In HK, migrant rights advocates hold service fair for domestic workers

Photo by Trina Federis / Bulatlat

The long-time migrant rights leader also said that instead of getting help from their respective sending governments, migrant workers are usually neglected and abandoned.


HONG KONG – Filipino migrant rights advocates in Hong Kong kicked off their commemoration of women’s month with free services fair for migrant domestic workers here.

The Give Care to Our Caregivers (GCC) is the biggest annual free services fair for migrant workers in Hongkong prior to the pandemic. With mobility restrictions beginning to ease in Hongkong, the Mission of Migrant Workers is planning to hold two more GCC fairs this year.

“We would hold at least one GCC every year in Chater Road, where Filipino migrant domestic workers are concentrated pre-pandemic. Of course, one of these GCCs was also held in Victoria Park, where Indonesian migrant domestic workers congregate. The last one is traditionally done in St. John’s Cathedral in December, as a Christmas gift to migrant domestic workers (MDWs). We usually make the last one for the year extra special by having a Christmas tree, where workers can hang their Christmas wishes,” Mission For Migrant Workers general manager Cynthia Abdon Tellez said.

This year’s first GCC was held last Sunday, March 5 along Chater Road.

Among the services they provided included medical needs (blood pressure taking, blood glucose checking, dental, massage, acupuncture, chiropractor), personal development (nail care, eyebrow grooming), employment (case guidance, conducting one’s self in interviews, resume-making, financial literacy, home safety), and lifestyle (henna tattoo, martial arts, fruit carving, print-making, art therapy, karaoke)

Before Sunday, the MFMW held smaller versions of the GCC as they continued to provide services amid the strict pandemic restrictions there.

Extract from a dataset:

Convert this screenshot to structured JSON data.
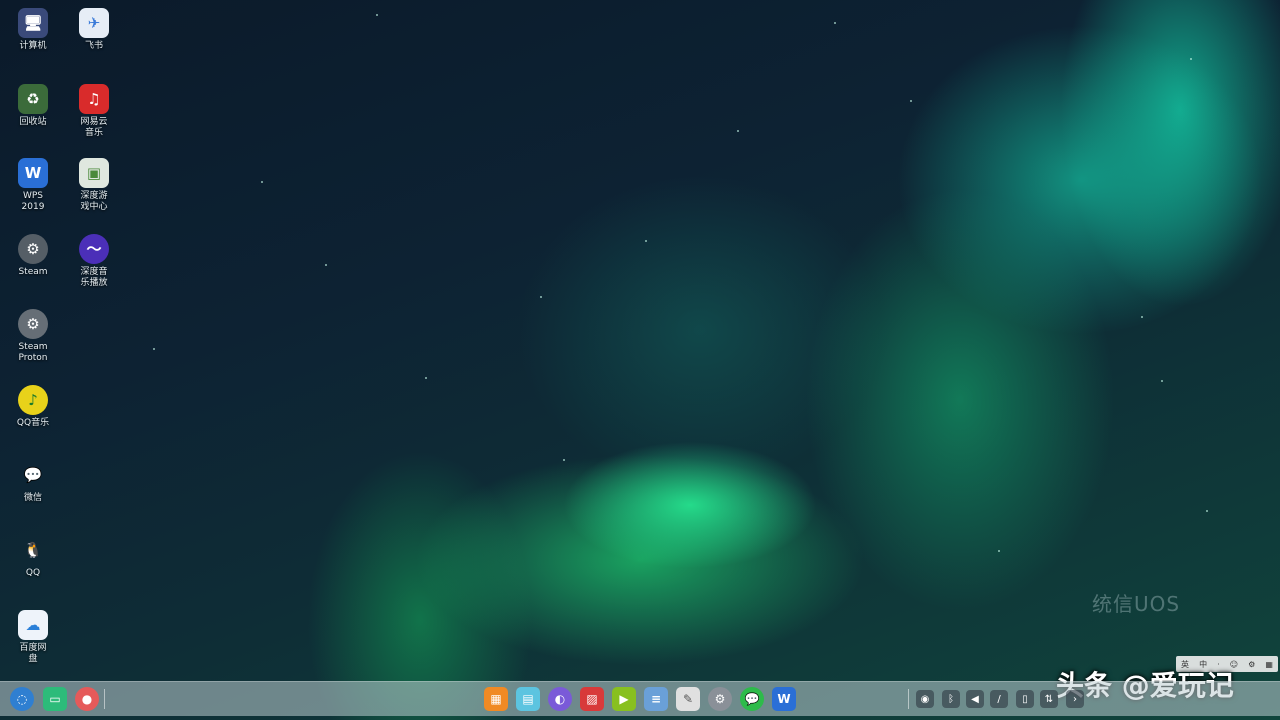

Of the 283 migrant care centers here, it provided services to at least 20,000 migrant workers in 2021 alone, according to its service report.

This is despite their own volunteers being hit by the COVID-19 virus themselves.

“We maximized our hotlines and online counseling. We also couldn’t have done it without the local volunteers and migrant partners who helped deliver the care packs and provided resources such as goods, contacts, transportation, etc. As a result, we were able to deliver 5,245 care packs,” Tellez said.

Care packs contain medicine, food, and water good for three days. This helped affected migrant workers, who were in isolation due to being down with COVID-19.

Edwina Antonio of Mission For Migrant Workers said, “can we give care back to them even for just a day?”

Enduring abusive employers

Tellez, for her part, highlighted the need to provide services to domestic workers here as their jobs are not secure.

“Although the contract allows for either party to terminate the contract, the domestic worker is usually left at a disadvantage, as once the contract is terminated, they only have two weeks to look for an employer. If they fail to do so, they need to go home. And that means at least a few months of unemployment while waiting for the new employer. With this situation, with no decent-paying jobs available to domestic workers back home, so many suffer through abusive employers,” she said.

The long-time migrant rights leader also said that instead of getting help from their respective sending governments, migrant workers are usually neglected and abandoned.

She said, “These service fairs that provide free services to migrant workers, are necessary only because there is a dearth of services available to them. Their own Consulates are quick to collect fees, but slow to provide services.”